Memphis-based country blues artist famed for “Prodigal Son” and “Rolling Stone”.

Robert Timothy Wilkins, b. January 16, 1896 in Hernando, MS, d. May 26, 1987 in Memphis, TN. Wilkins moved to Memphis during World War I, and by the 20s was playing his guitar and singing in the blues joints of Beale Street. Between 1928 and 1934, he made a series of excellent recordings, which showed a carefully crafted approach, tailoring his finger-picking accompaniments to suit the lyrics as well as the tunes. Some of his records were issued under his middle name, Tim. There was a 30-year gap before he recorded again, following rediscovery in the days of the folk/blues boom. By this time he had renounced blues and played only religious music, having been ordained a minister in 1950. His overall style was much the same, and ‘Prodigal Son’ was later covered by the Rolling Stones.

Wilkins died on May 26, 1987 in Memphis, Tennessee, at the age of 91. His son, Reverend John Wilkins, continues his father's gospel blues legacy.

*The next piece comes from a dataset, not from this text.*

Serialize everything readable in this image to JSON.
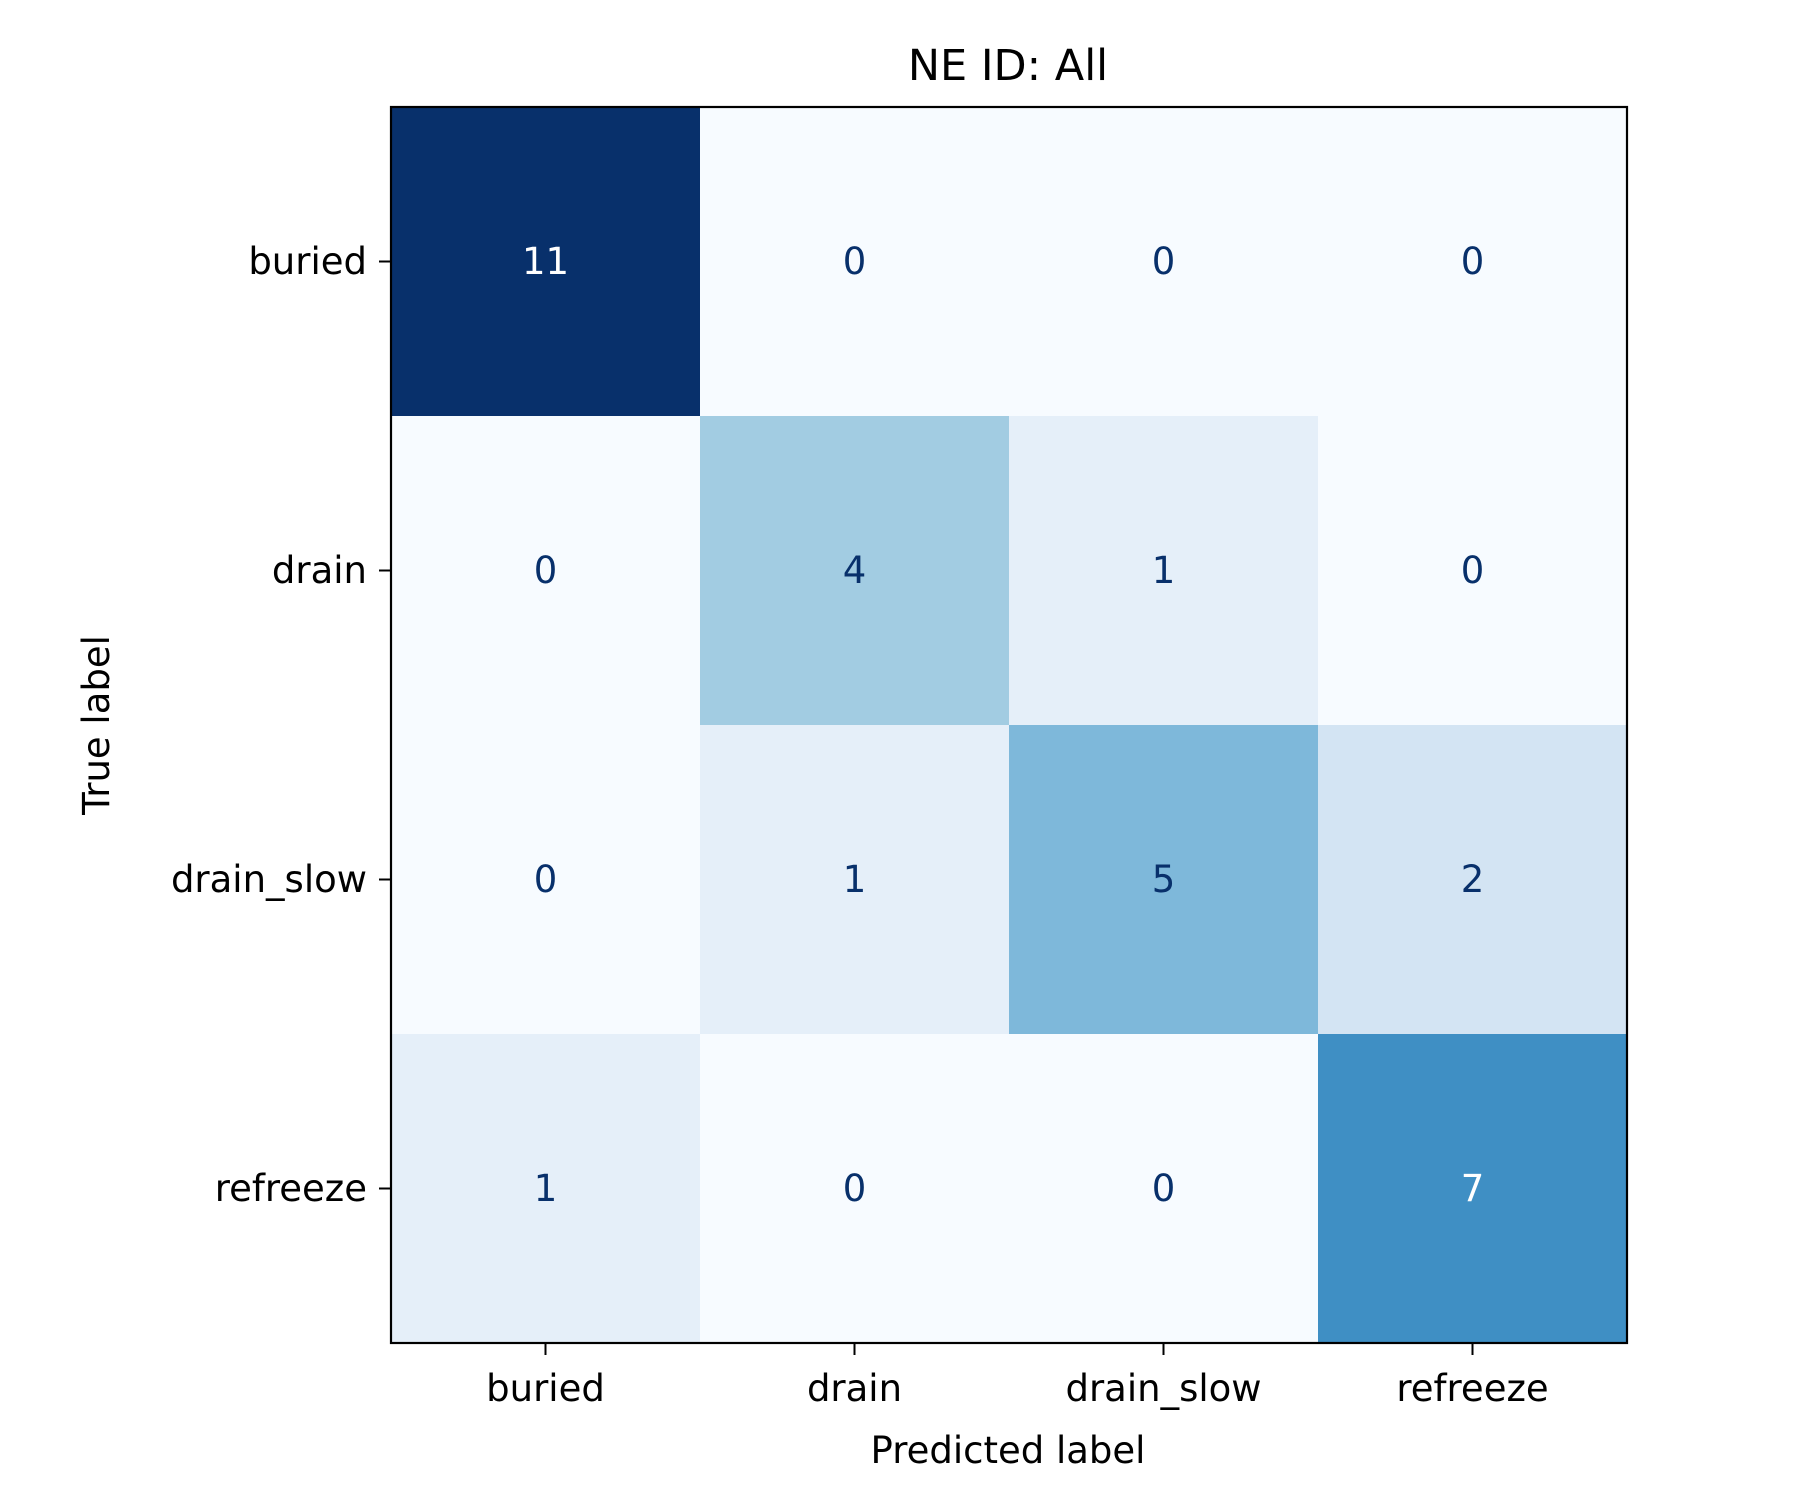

His best known songs are "That's No Way To Get Along" and his reworked gospel version, "The Prodigal Son", which was covered under that title by The Rolling Stones, as well as "Rolling Stone", and "Old Jim Canan's". The Stones were forced to credit "The Prodigal Son" to Wilkins after lawyers had approached the band and asked the credit to be changed. Original pressings of Beggars Banquet had credited only Mick Jagger and Keith Richards as sole composers, not Wilkins.